Jazz in the Garden: Best D.C. Summer Activity

Culture

Whether you’re new to D.C. or have been here awhile, I heartily suggest checking out Jazz in the Garden in the Smithsonian’s Sculpture Garden this summer. The event takes place every Friday from 5:00-8:00 p.m. Entrance is free, and you can purchase alcoholic and nonalcoholic beverages, and food inside. The Sculpture Garden is right on the National Mall and accessible by several different metro stops.

While you might scoff at the idea of jazz in the garden as something old people do on a night away for the kids, I promise, you are misinformed. It took me several visits to even realize there was live jazz there, though to the trained and sober observer, I’m sure the musicians were both conspicuous and enjoyable. More than your grandma’s tea parties, Jazz in the Garden resembles the bacchanalian excess of the Jazz Age itself.  Think of it as a chance to live out all of your greatest Great Gatsby fantasies, if Great Gatsby took place in an outdoor frat and people were discouraged from reckless driving by the wealth of public transportation options made available to them.  And with the recent release of Baz Luhrmann’s adaptation, what after-work activity could be more in vogue?

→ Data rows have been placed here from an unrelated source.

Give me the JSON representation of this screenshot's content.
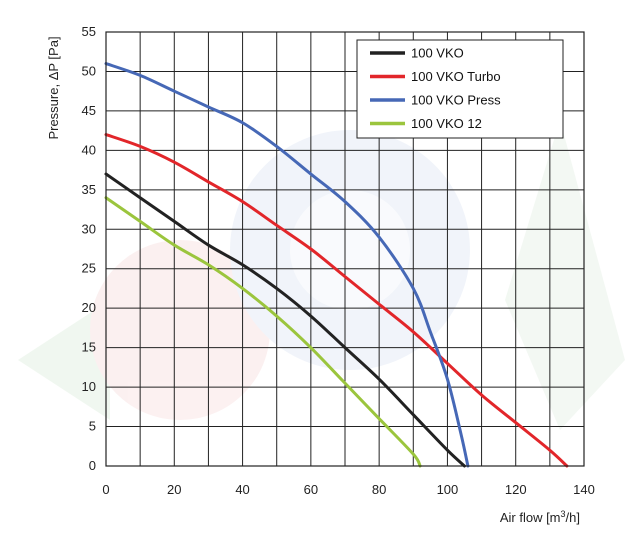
{
  "chart_data": {
    "type": "line",
    "title": "",
    "xlabel": "Air flow [m³/h]",
    "ylabel": "Pressure, ΔP [Pa]",
    "xlim": [
      0,
      140
    ],
    "ylim": [
      0,
      55
    ],
    "x_ticks": [
      0,
      20,
      40,
      60,
      80,
      100,
      120,
      140
    ],
    "y_ticks": [
      0,
      5,
      10,
      15,
      20,
      25,
      30,
      35,
      40,
      45,
      50,
      55
    ],
    "x_grid_step": 10,
    "y_grid_step": 5,
    "grid": true,
    "legend_position": "top-right",
    "series": [
      {
        "name": "100 VKO",
        "color": "#222222",
        "points": [
          [
            0,
            37
          ],
          [
            10,
            34
          ],
          [
            20,
            31
          ],
          [
            30,
            28
          ],
          [
            40,
            25.5
          ],
          [
            50,
            22.5
          ],
          [
            60,
            19
          ],
          [
            70,
            15
          ],
          [
            80,
            11
          ],
          [
            90,
            6.5
          ],
          [
            100,
            2
          ],
          [
            105,
            0
          ]
        ]
      },
      {
        "name": "100 VKO Turbo",
        "color": "#e2262a",
        "points": [
          [
            0,
            42
          ],
          [
            10,
            40.5
          ],
          [
            20,
            38.5
          ],
          [
            30,
            36
          ],
          [
            40,
            33.5
          ],
          [
            50,
            30.5
          ],
          [
            60,
            27.5
          ],
          [
            70,
            24
          ],
          [
            80,
            20.5
          ],
          [
            90,
            17
          ],
          [
            100,
            13
          ],
          [
            110,
            9
          ],
          [
            120,
            5.5
          ],
          [
            130,
            2
          ],
          [
            135,
            0
          ]
        ]
      },
      {
        "name": "100 VKO Press",
        "color": "#4668b6",
        "points": [
          [
            0,
            51
          ],
          [
            10,
            49.5
          ],
          [
            20,
            47.5
          ],
          [
            30,
            45.5
          ],
          [
            40,
            43.5
          ],
          [
            50,
            40.5
          ],
          [
            60,
            37
          ],
          [
            70,
            33.5
          ],
          [
            80,
            29
          ],
          [
            90,
            22.5
          ],
          [
            95,
            17
          ],
          [
            100,
            11
          ],
          [
            104,
            4
          ],
          [
            106,
            0
          ]
        ]
      },
      {
        "name": "100 VKO 12",
        "color": "#9bc53d",
        "points": [
          [
            0,
            34
          ],
          [
            10,
            31
          ],
          [
            20,
            28
          ],
          [
            30,
            25.5
          ],
          [
            40,
            22.5
          ],
          [
            50,
            19
          ],
          [
            60,
            15
          ],
          [
            70,
            10.5
          ],
          [
            80,
            6
          ],
          [
            90,
            1.5
          ],
          [
            92,
            0
          ]
        ]
      }
    ]
  }
}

There’s also something very satisfying about convincing yourself that your drinking and carousing have somehow come to serve the higher purpose of self-improvement.  For example, I always choose citrus mixers in cocktails, since I believe it helps me ward off the very dangerous and prevalent disease, scurvy. I like to think of Jazz in the Garden as preventing scurvy of the soul, in the form of cultural enrichment.  (Full disclosure: I don’t know the exact symptoms of scurvy, so I’m not entirely sure this is an apt metaphor. It seemed poetic though, so let’s go with it.)  Yes, you did just polish off a pitcher of sangria, which should count as a cultural encounter in and of itself, but you did so while enjoying the instrumental stylings of a band that is totally right over there, and not just a CD being played over the ice-rink’s loudspeakers.  Not to mention, you did all this while surrounded by priceless, largely inscrutable works of art. Honestly, this is probably more culture than you’ve taken in, in years. You should feel very productive.

For your cultural outing, I recommend you bring a picnic blanket and a generous, deep-pocketed friend, because those pitchers of sangria won’t buy themselves.  Since it can get crowded, sending a friend early to save space is another safe-bet.  Choose the one with lots of free time; participation in on-line forums or blogs is a good measure of this. I’d also try to go early in the season, before D.C. summer swamp weather sets in and the movement of glass to lips becomes too arduous a task to contemplate.  

Jazz in the Garden runs 5:00 - 8:30 p.m. every Friday, from now until August 30. A list of artists can be found on the National Gallery website. See you there (I’ll be the girl with the sangria and not even the slightest trace of scurvy)!